With interest growing in satellite radar techniques that provide 3D views of Earth's natural and urban environments, scientists from around the world recently gathered to review the latest findings and show how these methods can be used to monitor our changing world.
The technique of Synthetic Aperture Radar (SAR) radar polarimetry allows polarised information to be measured in the signals backscattered from Earth to a satellite sensor. Polarimetric interferometry is achieved by using two polarimetric images, acquired from slightly different angles, to provide information on the 3D structure of the view.
With the opportunity to review the advances made in this field, more than 200 researchers from over 24 countries came together at the biennial POLinSAR workshop held at ESA's centre for Earth observation in Italy.
In response to growing interest in this field, ESA also hosted a week-long course just prior to the event so that PhD students could learn more about the theory and practical ways of using these data for new applications.
Currently, data come largely from Canada's Radarsat-2 and Japan's ALOS mission. However, Germany's newly launched
TanDEM-X promises to play an important role in the future of SAR polarimetry.
Results demonstrate how the techniques are becoming more useful, in particular for assessing water resources and carbon stocks.
For example, a year's worth of data from Radarsat-2 has been used to create a time-series of images of an area of wetland in northern France.
Prof. Eric Pottier from the University of Rennes 1 explained, "Collaboration between ESA and the Canadian Space Agency within the Science and Operational Applications Research for Europe project has yielded, for the first time, time-series of data to closely monitor wetlands.
"Wetlands are extremely dynamic ecosystems. Not only are they an important haven for wildlife, but are also sources of atmospheric methane.
"These new time-series have demonstrated that we can monitor the water levels in the area, which helps to improve management practices.

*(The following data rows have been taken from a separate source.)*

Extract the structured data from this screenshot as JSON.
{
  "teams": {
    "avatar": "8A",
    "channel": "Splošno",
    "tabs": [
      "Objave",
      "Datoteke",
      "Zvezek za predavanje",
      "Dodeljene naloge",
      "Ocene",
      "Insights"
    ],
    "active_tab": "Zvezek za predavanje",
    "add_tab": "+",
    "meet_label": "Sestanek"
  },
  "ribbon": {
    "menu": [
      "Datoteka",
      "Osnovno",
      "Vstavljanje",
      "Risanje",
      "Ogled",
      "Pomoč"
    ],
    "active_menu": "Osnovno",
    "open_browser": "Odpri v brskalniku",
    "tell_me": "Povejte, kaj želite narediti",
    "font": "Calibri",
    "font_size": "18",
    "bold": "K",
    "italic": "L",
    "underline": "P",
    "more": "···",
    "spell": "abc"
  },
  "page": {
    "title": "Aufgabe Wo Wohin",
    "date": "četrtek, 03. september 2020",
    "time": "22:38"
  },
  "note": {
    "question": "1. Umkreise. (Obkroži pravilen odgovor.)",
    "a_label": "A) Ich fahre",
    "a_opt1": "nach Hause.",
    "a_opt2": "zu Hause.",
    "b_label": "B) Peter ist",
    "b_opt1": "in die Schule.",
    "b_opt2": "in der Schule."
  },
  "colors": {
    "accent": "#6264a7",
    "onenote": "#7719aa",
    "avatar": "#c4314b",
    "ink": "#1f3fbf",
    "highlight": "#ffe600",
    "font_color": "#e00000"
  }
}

"Moreover, the data can also be incorporated into models to help predict emissions of methane to the atmosphere."
Another exciting result has been the discovery of historical forest fire scars. Dr Shane Cloude from AEL Consultants said, "Using data from ALOS for test sites in remote northern Canada, we have been able to detect scars from fires set 10 to 20 years ago, thus allowing a time sequencing technique.
"Even through new tree growth we can easily detect these old scars, which help us work out how often fires occur and, thus, how much carbon is being put into the atmosphere, which is important for climate change."
Polarimetric interferometic data may also be used to map urban environments in 3D, as the animation at the top shows.
This 3D reconstruction of Toulouse, France, was derived from SAR data collected by the airborne system RAMSES from ONERA, the French Aerospace Lab.
Looking to the future, results from some of ESA's airborne campaigns to support the development of the candidate Earth Explorer BIOMASS mission were presented.
These results show how the mission could, if selected as the seventh Earth Explorer, detect and map changes in forest biomass over time.
It was also demonstrated that, through tomography data acquisition and processing, a full 3D image of some forests could be achieved.